Evie’s eyes were like saucers now as her heart began to thud anxiously in her chest. She shook her head.

‘No,’ she whispered. ‘No, Raffy. That’s impossible.’

He rolled his eyes. ‘Yeah, that’s what Lucas said. Said I imagined it, that I was hallucinating. But I know what I saw.’

‘But . . . but . . .’ Evie stammered, her mind racing, compounding her confusion, making her feel like she’d lost her balance.

‘But nothing,’ Raffy said. He squeezed her hands and his eyes suddenly lit up. ‘If another place exists, then let’s go to it. Together.’

‘Go to it? You mean leave the City?’ Evie recoiled.

‘I mean, find somewhere better. With no rules. Where we can just live.’

‘You mean like the Evils live?’ Evie said, shaking her head violently. ‘No, Raffy. No. We’re not going anywhere. You’re going to go home and not come here again and I’m going to marry Lucas.’

‘No!’ Raffy cried angrily. ‘Evie, listen to me. We always talked about this, about finding faraway places where we could live happily. We always talked about escaping. Well now we can. Now we have to.’

Evie pulled her hands away. ‘That was make-believe, Raffy,’ she said angrily. ‘That was children’s talk. We’re grown up now. You have to stop living in a fantasy land. You live here, in the City. You are lucky to be here; we both are. You have to stop, Raffy. You have to . . .’ She dried her eyes, stood up on the bed and opened the window again. ‘You have to go, Raffy,’ she said. ‘Now. Please.’

‘You really want me to?’

Evie nodded; she could barely bring herself to look at him, to see the confusion and pain in his eyes which she knew would weaken her resolve.

‘Fine. I’ll go,’ he muttered, his voice angry. ‘But I’m telling you, this place exists. It’s not a fantasy. It’s real. Just like this is real.’ He grabbed her, pulled her towards him and kissed her, and she tried to pull away but she couldn’t. She wouldn’t. Instead she held on to him, his shoulders, his hair, pressing him into her, breathing in the scent of his skin so that she might never forget it.

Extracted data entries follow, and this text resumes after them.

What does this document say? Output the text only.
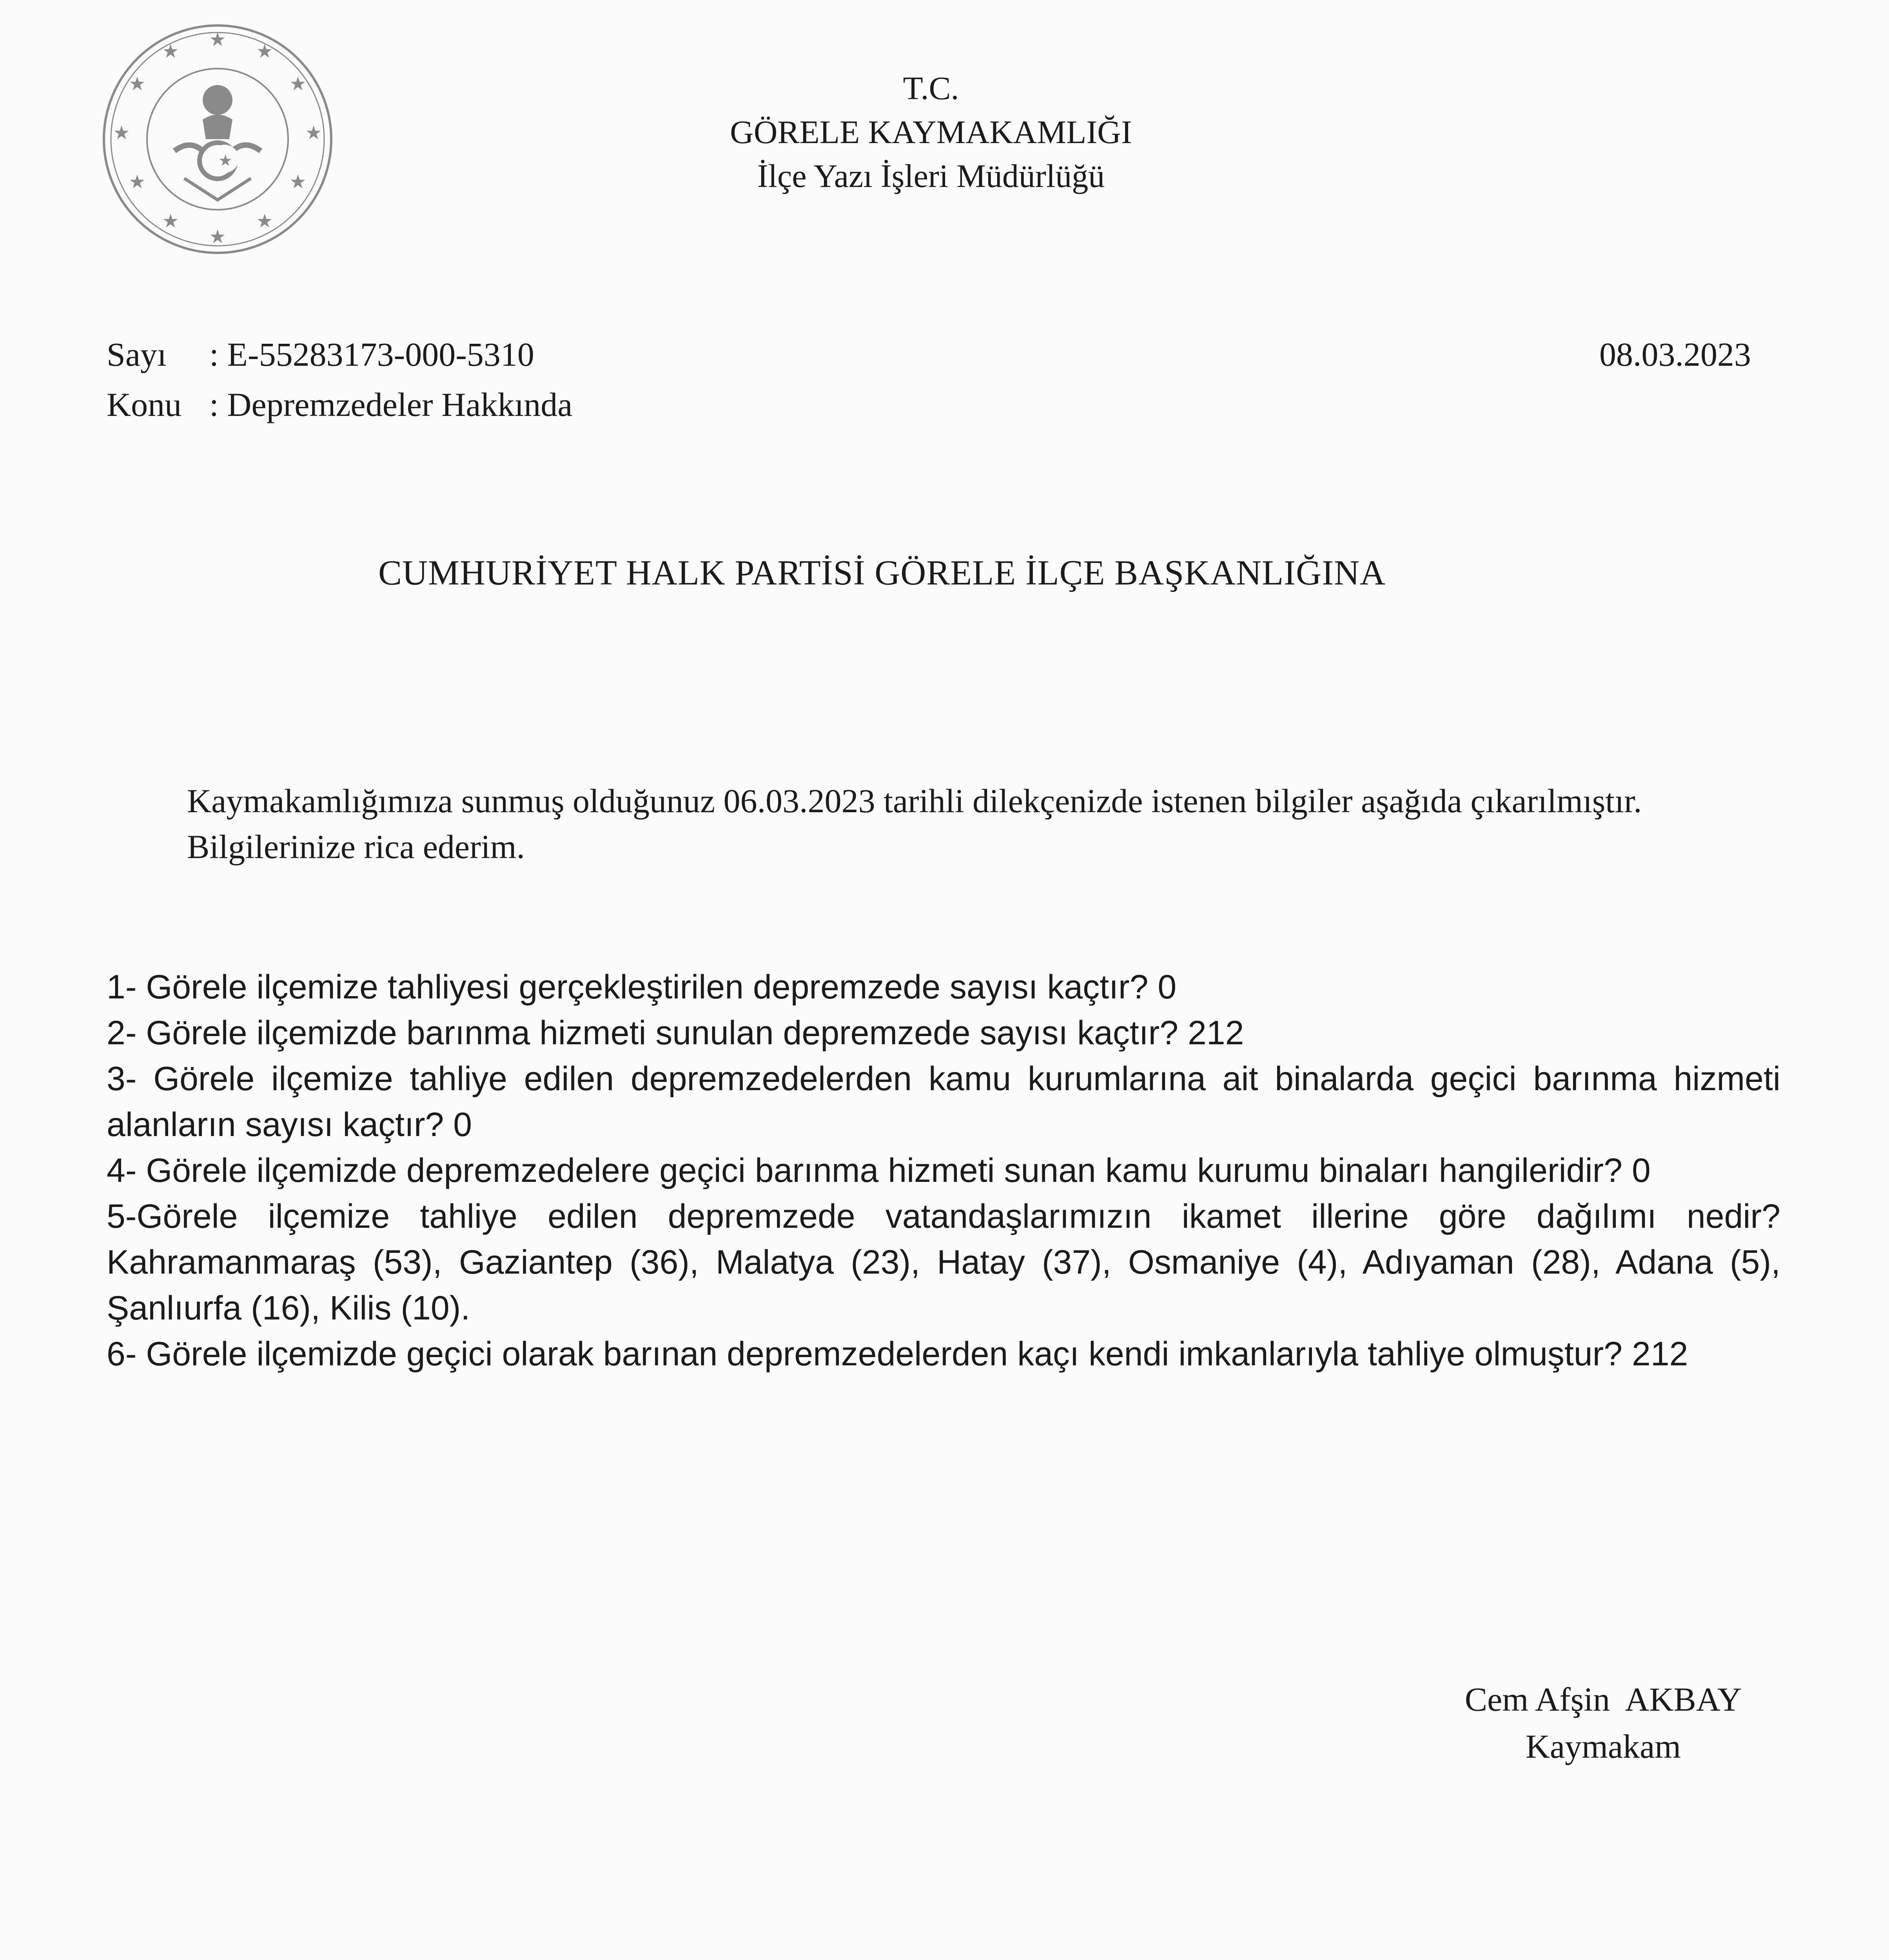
★
★
★
★
★
★
★
★
★
★
★
★
★
T.C.
GÖRELE KAYMAKAMLIĞI
İlçe Yazı İşleri Müdürlüğü
Sayı : E-55283173-000-5310
Konu : Depremzedeler Hakkında
08.03.2023
CUMHURİYET HALK PARTİSİ GÖRELE İLÇE BAŞKANLIĞINA

Kaymakamlığımıza sunmuş olduğunuz 06.03.2023 tarihli dilekçenizde istenen bilgiler aşağıda çıkarılmıştır.

Bilgilerinize rica ederim.

1- Görele ilçemize tahliyesi gerçekleştirilen depremzede sayısı kaçtır? 0

2- Görele ilçemizde barınma hizmeti sunulan depremzede sayısı kaçtır? 212

3- Görele ilçemize tahliye edilen depremzedelerden kamu kurumlarına ait binalarda geçici barınma hizmeti alanların sayısı kaçtır? 0

4- Görele ilçemizde depremzedelere geçici barınma hizmeti sunan kamu kurumu binaları hangileridir? 0

5-Görele ilçemize tahliye edilen depremzede vatandaşlarımızın ikamet illerine göre dağılımı nedir? Kahramanmaraş (53), Gaziantep (36), Malatya (23), Hatay (37), Osmaniye (4), Adıyaman (28), Adana (5), Şanlıurfa (16), Kilis (10).

6- Görele ilçemizde geçici olarak barınan depremzedelerden kaçı kendi imkanlarıyla tahliye olmuştur? 212

Cem Afşin  AKBAY
Kaymakam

‘Bye, Evie,’ Raffy said, his voice hoarse and quiet. ‘Look after yourself.’

And then he let go of her, and she had never felt quite so alone, quite so cold, quite so adrift. But she steeled herself; took a deep breath. She was doing the right thing. For once, finally, she was doing the right thing. Raffy moved towards the window; Evie pulled the curtain back further so that he could open it fully. And then they both heard something, a rustling from the garden below. They froze, staring at each other, brows furrowed. ‘What was that?’ Raffy whispered.

‘Get down behind the curtain,’ Evie mouthed, then tentatively inched up to look below and identify the source of the noise. A fox, she told herself. Another animal. A . . .

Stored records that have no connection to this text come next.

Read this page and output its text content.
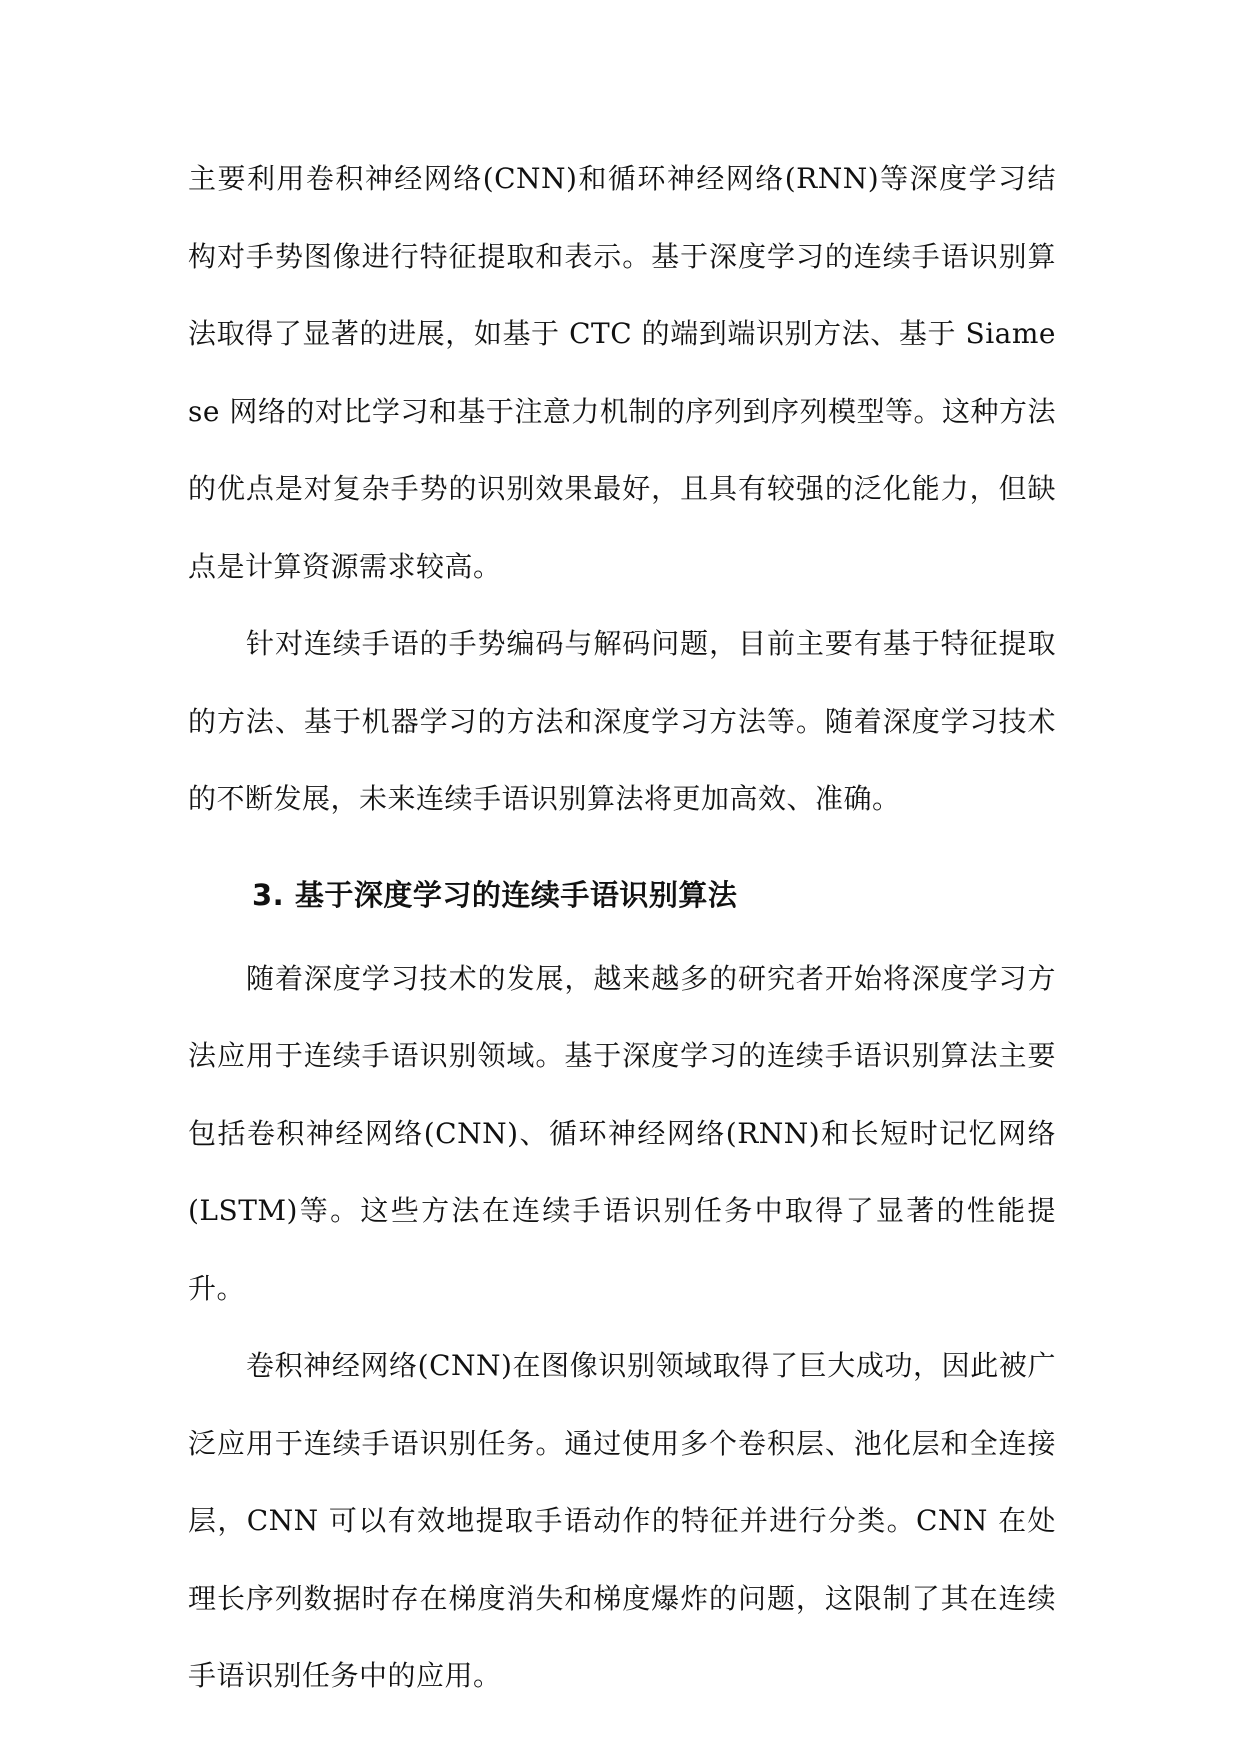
主要利用卷积神经网络(CNN)和循环神经网络(RNN)等深度学习结构对手势图像进行特征提取和表示。基于深度学习的连续手语识别算法取得了显著的进展，如基于 CTC 的端到端识别方法、基于 Siamese 网络的对比学习和基于注意力机制的序列到序列模型等。这种方法的优点是对复杂手势的识别效果最好，且具有较强的泛化能力，但缺点是计算资源需求较高。

针对连续手语的手势编码与解码问题，目前主要有基于特征提取的方法、基于机器学习的方法和深度学习方法等。随着深度学习技术的不断发展，未来连续手语识别算法将更加高效、准确。

3. 基于深度学习的连续手语识别算法

随着深度学习技术的发展，越来越多的研究者开始将深度学习方法应用于连续手语识别领域。基于深度学习的连续手语识别算法主要包括卷积神经网络(CNN)、循环神经网络(RNN)和长短时记忆网络(LSTM)等。这些方法在连续手语识别任务中取得了显著的性能提升。

卷积神经网络(CNN)在图像识别领域取得了巨大成功，因此被广泛应用于连续手语识别任务。通过使用多个卷积层、池化层和全连接层，CNN 可以有效地提取手语动作的特征并进行分类。CNN 在处理长序列数据时存在梯度消失和梯度爆炸的问题，这限制了其在连续手语识别任务中的应用。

But it wasn’t an animal. She saw him immediately; he was looking right at her and now she really was falling into the abyss. Because standing in the middle of the garden, his blond hair shining under the moonlight, was Lucas. And she knew immediately that he had seen everything; they had embraced in front of the window, in front of the open curtain. He must have followed Raffy. And now he knew. And now . . . She started to sweat. She had to warn Raffy, but by turning to him, by signalling, Lucas would know beyond doubt. She had to at least pretend. Just in case he hadn’t seen. Just in case.

Evie leant out of the window. ‘Lucas,’ she whispered. ‘What are you—?’

‘Send Raffy down to me,’ he whispered back, his voice emotionless.

‘Raffy?’ she asked.

‘Evie, don’t make this worse than it is. Send Raffy down immediately. I need to take him home. Don’t make me wake your parents.’